August 2nd, 2008After hearing that the fire restrictions were being lifted on Aug 1st, 2008 my friend, Sean, and I decided to hike up Mt. Adams. After doing some research right here on SummitPost we decided to do the South Spur route. We figured we would get up early on Saturday and day hike the route. Due to pure laziness we didn't get on the road until 0510. We hit the ranger station to get the volcano pass and continued on up to Cold Springs Camp Ground. Sean apparently thought I was driving too fast on the one lane dirt road but we made it unscathed. After parking we set off on the trail. Well, it turned out we were on the wrong trail and I had to use the GPS to get us back on the right track. After that minor set back we were moving pretty good. I think we covered the first 2.5 miles in about a hour. The trail was well marked and as soon the real elevation climbing began we were guided by rock piles with 4x4's sticking out of the top.

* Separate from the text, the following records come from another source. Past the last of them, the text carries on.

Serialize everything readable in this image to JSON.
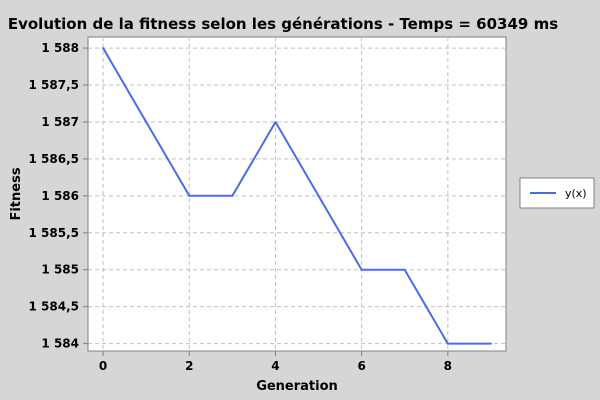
{
  "chart_data": {
    "type": "line",
    "title": "Evolution de la fitness selon les générations - Temps = 60349 ms",
    "xlabel": "Generation",
    "ylabel": "Fitness",
    "xlim": [
      -0.35,
      9.35
    ],
    "ylim": [
      1583.9,
      1588.15
    ],
    "x_ticks": [
      0,
      2,
      4,
      6,
      8
    ],
    "x_tick_labels": [
      "0",
      "2",
      "4",
      "6",
      "8"
    ],
    "y_ticks": [
      1584,
      1584.5,
      1585,
      1585.5,
      1586,
      1586.5,
      1587,
      1587.5,
      1588
    ],
    "y_tick_labels": [
      "1 584",
      "1 584,5",
      "1 585",
      "1 585,5",
      "1 586",
      "1 586,5",
      "1 587",
      "1 587,5",
      "1 588"
    ],
    "grid": true,
    "legend_position": "right",
    "series": [
      {
        "name": "y(x)",
        "color": "#4a6de5",
        "x": [
          0,
          1,
          2,
          3,
          4,
          5,
          6,
          7,
          8,
          9
        ],
        "y": [
          1588,
          1587,
          1586,
          1586,
          1587,
          1586,
          1585,
          1585,
          1584,
          1584
        ]
      }
    ],
    "colors": {
      "background": "#d6d6d6",
      "plot_background": "#ffffff",
      "grid": "#c0c0c0"
    }
  }
}
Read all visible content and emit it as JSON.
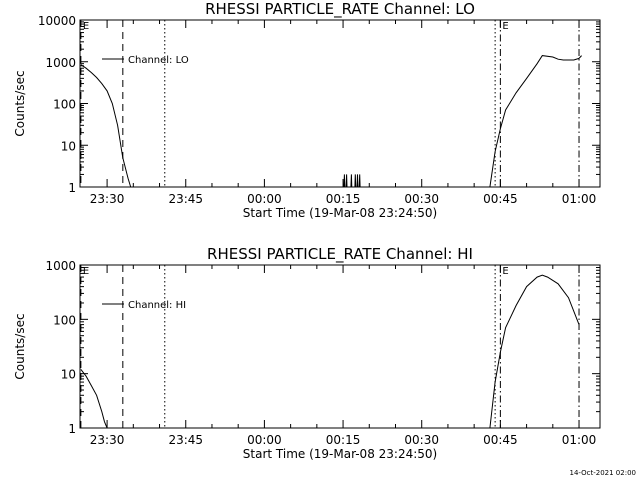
{
  "footer": {
    "date": "14-Oct-2021 02:00"
  },
  "chart_data": [
    {
      "type": "line",
      "title": "RHESSI PARTICLE_RATE Channel: LO",
      "ylabel": "Counts/sec",
      "xlabel": "Start Time (19-Mar-08 23:24:50)",
      "yscale": "log",
      "ylim": [
        1,
        10000
      ],
      "xlim": [
        "23:24:50",
        "01:04:00"
      ],
      "y_ticks": [
        "1",
        "10",
        "100",
        "1000",
        "10000"
      ],
      "x_ticks": [
        "23:30",
        "23:45",
        "00:00",
        "00:15",
        "00:30",
        "00:45",
        "01:00"
      ],
      "legend": {
        "entries": [
          "Channel: LO"
        ],
        "position": "top-left"
      },
      "markers": [
        {
          "time": "23:25",
          "label": "E",
          "style": "dash"
        },
        {
          "time": "23:33",
          "label": "",
          "style": "dash"
        },
        {
          "time": "23:41",
          "label": "",
          "style": "dot"
        },
        {
          "time": "00:44",
          "label": "",
          "style": "dot"
        },
        {
          "time": "00:45",
          "label": "E",
          "style": "dashdot"
        },
        {
          "time": "01:00",
          "label": "",
          "style": "dashdot"
        }
      ],
      "series": [
        {
          "name": "Channel: LO",
          "x": [
            "23:25",
            "23:26",
            "23:27",
            "23:28",
            "23:29",
            "23:30",
            "23:31",
            "23:32",
            "23:33",
            "23:34",
            "23:34:30",
            "23:35",
            "00:15:10",
            "00:15:15",
            "00:15:20",
            "00:15:35",
            "00:15:40",
            "00:15:45",
            "00:16:30",
            "00:16:35",
            "00:16:40",
            "00:17:15",
            "00:17:20",
            "00:17:25",
            "00:17:40",
            "00:17:45",
            "00:17:50",
            "00:18:05",
            "00:18:10",
            "00:18:15",
            "00:43",
            "00:44",
            "00:45",
            "00:46",
            "00:48",
            "00:50",
            "00:52",
            "00:53",
            "00:55",
            "00:56",
            "00:57",
            "00:59",
            "01:00",
            "01:00:30"
          ],
          "y": [
            850,
            700,
            550,
            420,
            300,
            200,
            100,
            30,
            5,
            1.6,
            1,
            1,
            1,
            2,
            1,
            1,
            2,
            1,
            1,
            2,
            1,
            1,
            2,
            1,
            1,
            2,
            1,
            1,
            2,
            1,
            1,
            7,
            25,
            70,
            180,
            400,
            900,
            1400,
            1300,
            1150,
            1100,
            1100,
            1200,
            1400
          ]
        }
      ]
    },
    {
      "type": "line",
      "title": "RHESSI PARTICLE_RATE Channel: HI",
      "ylabel": "Counts/sec",
      "xlabel": "Start Time (19-Mar-08 23:24:50)",
      "yscale": "log",
      "ylim": [
        1,
        1000
      ],
      "xlim": [
        "23:24:50",
        "01:04:00"
      ],
      "y_ticks": [
        "1",
        "10",
        "100",
        "1000"
      ],
      "x_ticks": [
        "23:30",
        "23:45",
        "00:00",
        "00:15",
        "00:30",
        "00:45",
        "01:00"
      ],
      "legend": {
        "entries": [
          "Channel: HI"
        ],
        "position": "top-left"
      },
      "markers": [
        {
          "time": "23:25",
          "label": "E",
          "style": "dash"
        },
        {
          "time": "23:33",
          "label": "",
          "style": "dash"
        },
        {
          "time": "23:41",
          "label": "",
          "style": "dot"
        },
        {
          "time": "00:44",
          "label": "",
          "style": "dot"
        },
        {
          "time": "00:45",
          "label": "E",
          "style": "dashdot"
        },
        {
          "time": "01:00",
          "label": "",
          "style": "dashdot"
        }
      ],
      "series": [
        {
          "name": "Channel: HI",
          "x": [
            "23:25",
            "23:26",
            "23:27",
            "23:28",
            "23:29",
            "23:29:30",
            "23:30",
            "00:43",
            "00:44",
            "00:45",
            "00:46",
            "00:48",
            "00:50",
            "00:52",
            "00:53",
            "00:54",
            "00:56",
            "00:58",
            "01:00"
          ],
          "y": [
            12,
            9,
            6,
            4,
            2,
            1.3,
            1,
            1,
            7,
            25,
            70,
            180,
            400,
            600,
            650,
            600,
            450,
            250,
            80
          ]
        }
      ]
    }
  ]
}
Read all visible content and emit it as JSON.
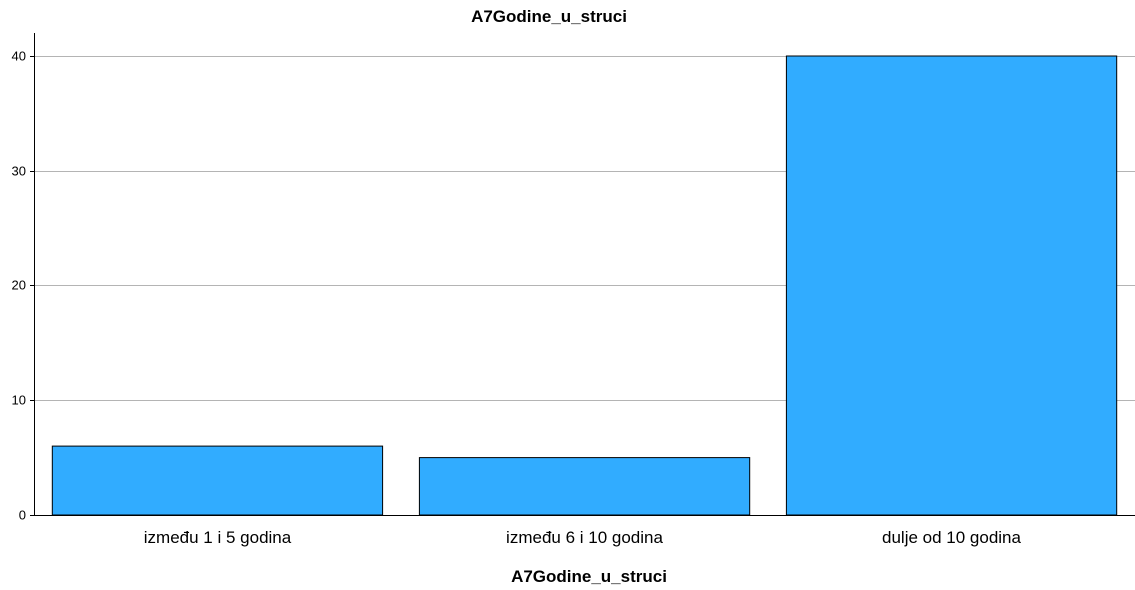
{
  "chart_data": {
    "type": "bar",
    "title": "A7Godine_u_struci",
    "xlabel": "A7Godine_u_struci",
    "ylabel": "",
    "categories": [
      "između 1 i 5 godina",
      "između 6 i 10 godina",
      "dulje od 10 godina"
    ],
    "values": [
      6,
      5,
      40
    ],
    "ylim": [
      0,
      42
    ],
    "yticks": [
      0,
      10,
      20,
      30,
      40
    ],
    "grid": true,
    "bar_color": "#31acff",
    "legend": "none"
  }
}
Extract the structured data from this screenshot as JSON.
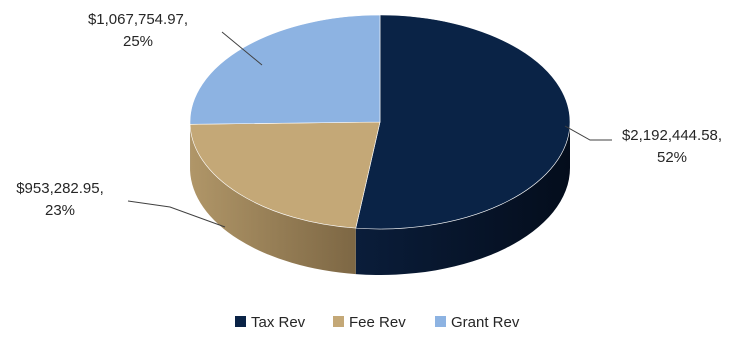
{
  "chart_data": {
    "type": "pie",
    "style": "3d-oval",
    "legend": "bottom",
    "slices": [
      {
        "name": "Tax Rev",
        "value": 2192444.58,
        "value_label": "$2,192,444.58,",
        "percent_label": "52%",
        "color": "#0a2346",
        "side_color": "#061329"
      },
      {
        "name": "Fee Rev",
        "value": 953282.95,
        "value_label": "$953,282.95,",
        "percent_label": "23%",
        "color": "#c4a877",
        "side_color": "#8d7650"
      },
      {
        "name": "Grant Rev",
        "value": 1067754.97,
        "value_label": "$1,067,754.97,",
        "percent_label": "25%",
        "color": "#8db3e2",
        "side_color": "#5f7ea4"
      }
    ]
  }
}
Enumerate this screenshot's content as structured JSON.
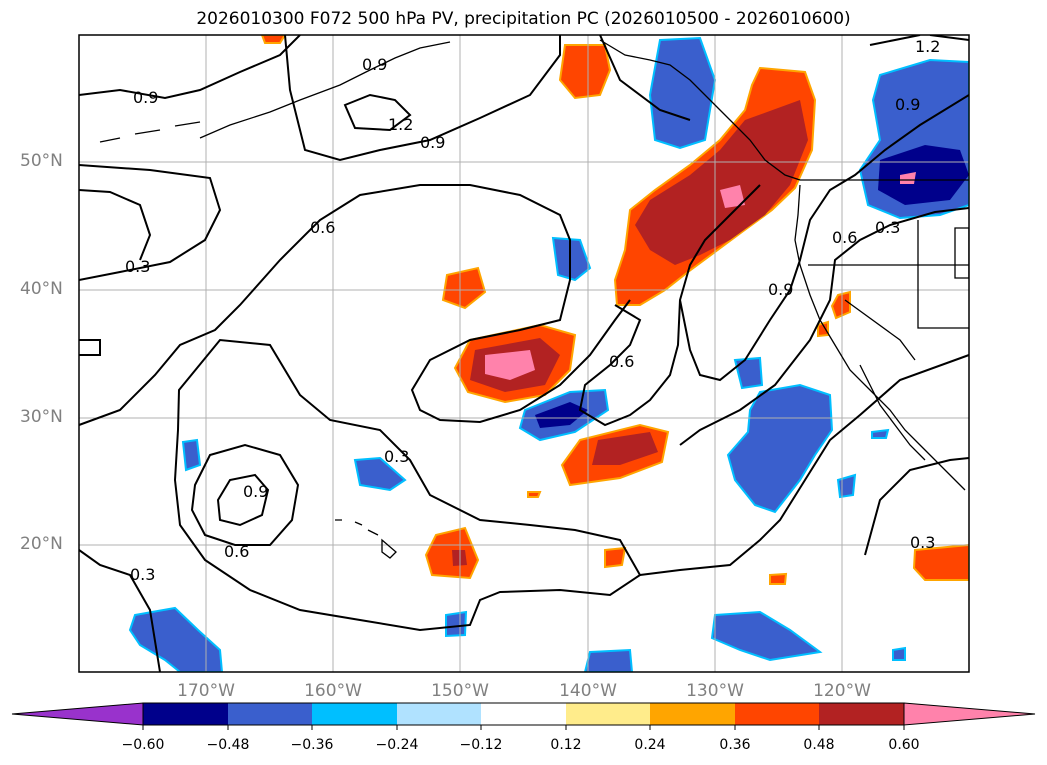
{
  "title": "2026010300 F072 500 hPa PV, precipitation PC (2026010500 - 2026010600)",
  "map": {
    "lat_labels": [
      "50°N",
      "40°N",
      "30°N",
      "20°N"
    ],
    "lon_labels": [
      "170°W",
      "160°W",
      "150°W",
      "140°W",
      "130°W",
      "120°W"
    ],
    "contour_labels": [
      "0.9",
      "0.9",
      "1.2",
      "1.2",
      "0.9",
      "0.9",
      "0.6",
      "0.3",
      "0.6",
      "0.9",
      "0.6",
      "0.3",
      "0.3",
      "0.9",
      "0.6",
      "0.3",
      "0.3"
    ],
    "colors": {
      "neg_060": "#00008b",
      "neg_048": "#3a5fcd",
      "neg_036": "#00bfff",
      "neg_024": "#b0e2ff",
      "pos_024": "#ffec8b",
      "pos_036": "#ffa500",
      "pos_048": "#ff4500",
      "pos_060": "#b22222",
      "pos_max": "#ff82ab",
      "below_min": "#9932cc"
    }
  },
  "colorbar": {
    "ticks": [
      "−0.60",
      "−0.48",
      "−0.36",
      "−0.24",
      "−0.12",
      "0.12",
      "0.24",
      "0.36",
      "0.48",
      "0.60"
    ],
    "segments": [
      "#00008b",
      "#3a5fcd",
      "#00bfff",
      "#b0e2ff",
      "#ffffff",
      "#ffec8b",
      "#ffa500",
      "#ff4500",
      "#b22222"
    ],
    "extend_min_color": "#9932cc",
    "extend_max_color": "#ff82ab"
  }
}
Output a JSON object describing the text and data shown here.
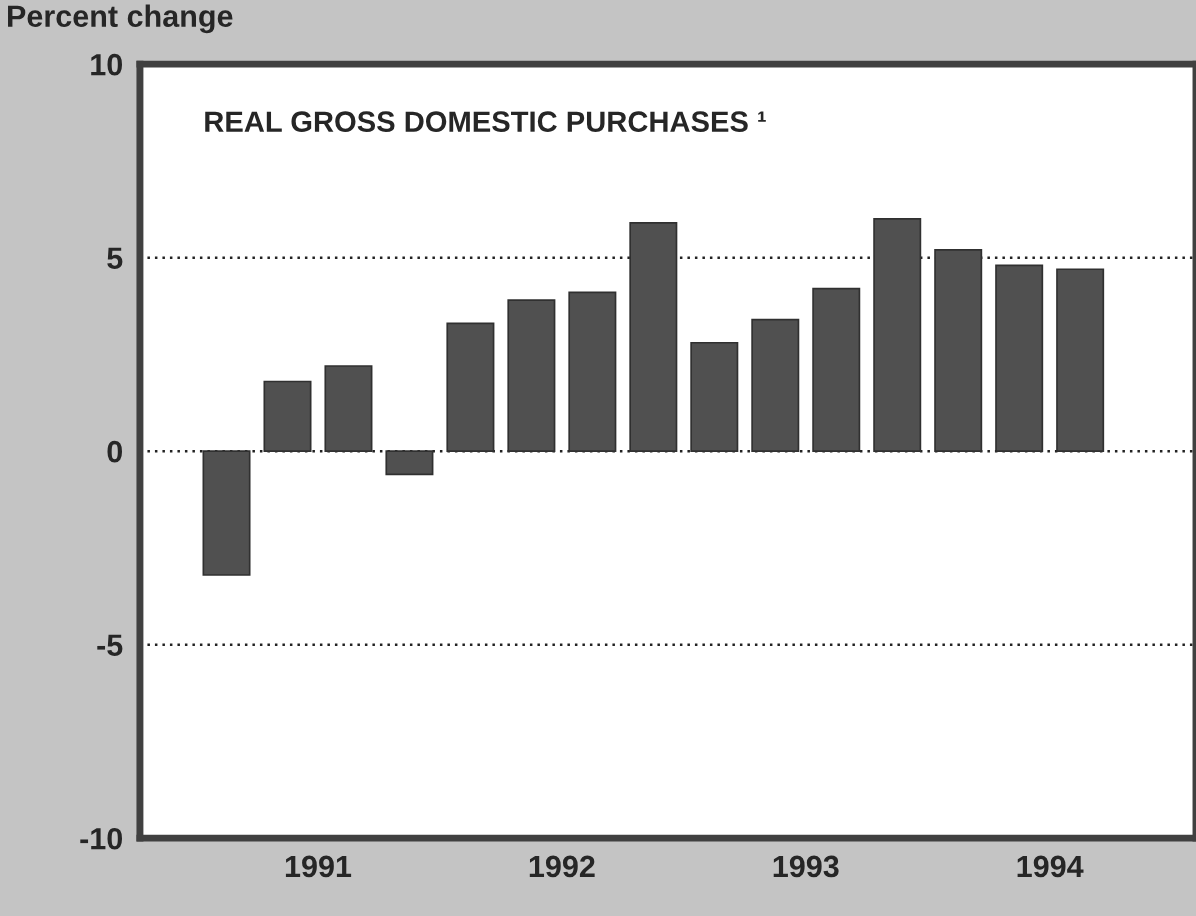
{
  "chart_data": {
    "type": "bar",
    "title": "REAL GROSS DOMESTIC PURCHASES ¹",
    "ylabel": "Percent change",
    "x": [
      1991.125,
      1991.375,
      1991.625,
      1991.875,
      1992.125,
      1992.375,
      1992.625,
      1992.875,
      1993.125,
      1993.375,
      1993.625,
      1993.875,
      1994.125,
      1994.375,
      1994.625
    ],
    "series": [
      {
        "color": "#505050",
        "values": [
          -3.2,
          1.8,
          2.2,
          -0.6,
          3.3,
          3.9,
          4.1,
          5.9,
          2.8,
          3.4,
          4.2,
          6.0,
          5.2,
          4.8,
          4.7
        ]
      }
    ],
    "xlim": [
      1990.77,
      1995.1
    ],
    "xticks": [
      {
        "value": 1991.5,
        "label": "1991"
      },
      {
        "value": 1992.5,
        "label": "1992"
      },
      {
        "value": 1993.5,
        "label": "1993"
      },
      {
        "value": 1994.5,
        "label": "1994"
      }
    ],
    "ylim": [
      -10,
      10
    ],
    "yticks": [
      -10,
      -5,
      0,
      5,
      10
    ],
    "grid": "y"
  }
}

We continued up the volcanic rock which was steep but easy. There were some tents right at 8000 ft and we saw a group of about 6 ahead of us on the trail. At this point we were feeling good and encouraged to see some other people on the trail because we started to feel as though we started WAY too late. We hit the glacier zone at around 1030 and over took the group we saw earlier. I put on my crampons and got out the ice axe. Sean had decided to go on this hike even though he didn't have any gear. Needless to say, he didn't have crampons.(or boots, ice axe, gloves, etc.) I gave him my trekking poles so he could have some balance on the snow.
This is where the real uphill hiking begins. It's basically snow and ice with holes melted in for over three thousand feet. The angle varied between 15 and 35 degrees. Even on the steep parts a fall wouldn't have been too dangerous because of how the snow was melted with huge diviots in it.
We were passing people all the way up. I couldn't believe how big some of the bags were I saw people carrying up toward the summit. I would imagine a lot more people would have kept going up if they weren't carrying their kitchen sinks. Anyway, we wound up with three guys that were climbing about the same speed. Sean was having a really tough time without crampons and his legs were locking up. He sat down during a rest and said he was going to stop and wait for me on the way back. I gave him some advil and he drank some water and was suddenly good to go again. Another few hundred feet and we hit 11k and I started feeling like crap. A little nausea and a headache. I took some advil and pushed on. By the time we hit Piker's Peak both of us felt great. Advil is apparently a wonder drug. Ha. The wind was really blowing so we geared up and moved on.
We passed over some dirt and crossed a EXTREMELY annoying ice field with the final summit hill looming over us. I believe this ice area was one of the worst walking enviroments known to man. Well, maybe not that bad but it sucked. Every step was a real risk of a broken ankle or a nasty fall. Remember, Sean had regular shoes on. Ok, once that nightmare was behind us we started up the final hill. It's about 800 feet up through loose rock and soup mud. It was tough but we made it with two of our climbing buddies at 1357. We took some pics and looked around for the register which I found in a metal box on the south side of the hut.
Sean didn't have any gear and only low-top hiking shoes and a ten dollar jacket. It's pretty impressive that he made it up to the summit. As he was passing people that were "geared out" heading back down because it was too tough I saw that hiking/climbing is about doing what you want to do. Gear helps and is necessary sometimes but it's more about what you want to accomplish. Anyway, great job to Sean who was one of about 10 people to make it up that day. I'm guessing about 30-40 tried.
By this time we were both cold. Our thermometers read in the low thirties and there was about 30 kts wind. Time to go. After getting down the summit hill and crossing the devils joke (ice field) we hit Pikers Peak. This is where the fun began. We glissaded down from Pikers to the bottom of the glacier area at 100 meters at a time. I think we dropped about 3-4k feet in an hour. It was awesome.
[img:427860:aligncenter:medium:The last glissade of the day.]
When the fun was over it was another couple of miles of walking which we covered in about 45 minutes. The last half mile lasted forever. We arrived at the car at 1730 and prepared for our drive back to Hood River, OR. It was a successful day. We achieved the summit and stayed safe. The next day Sean was at REI buying gear for future trips!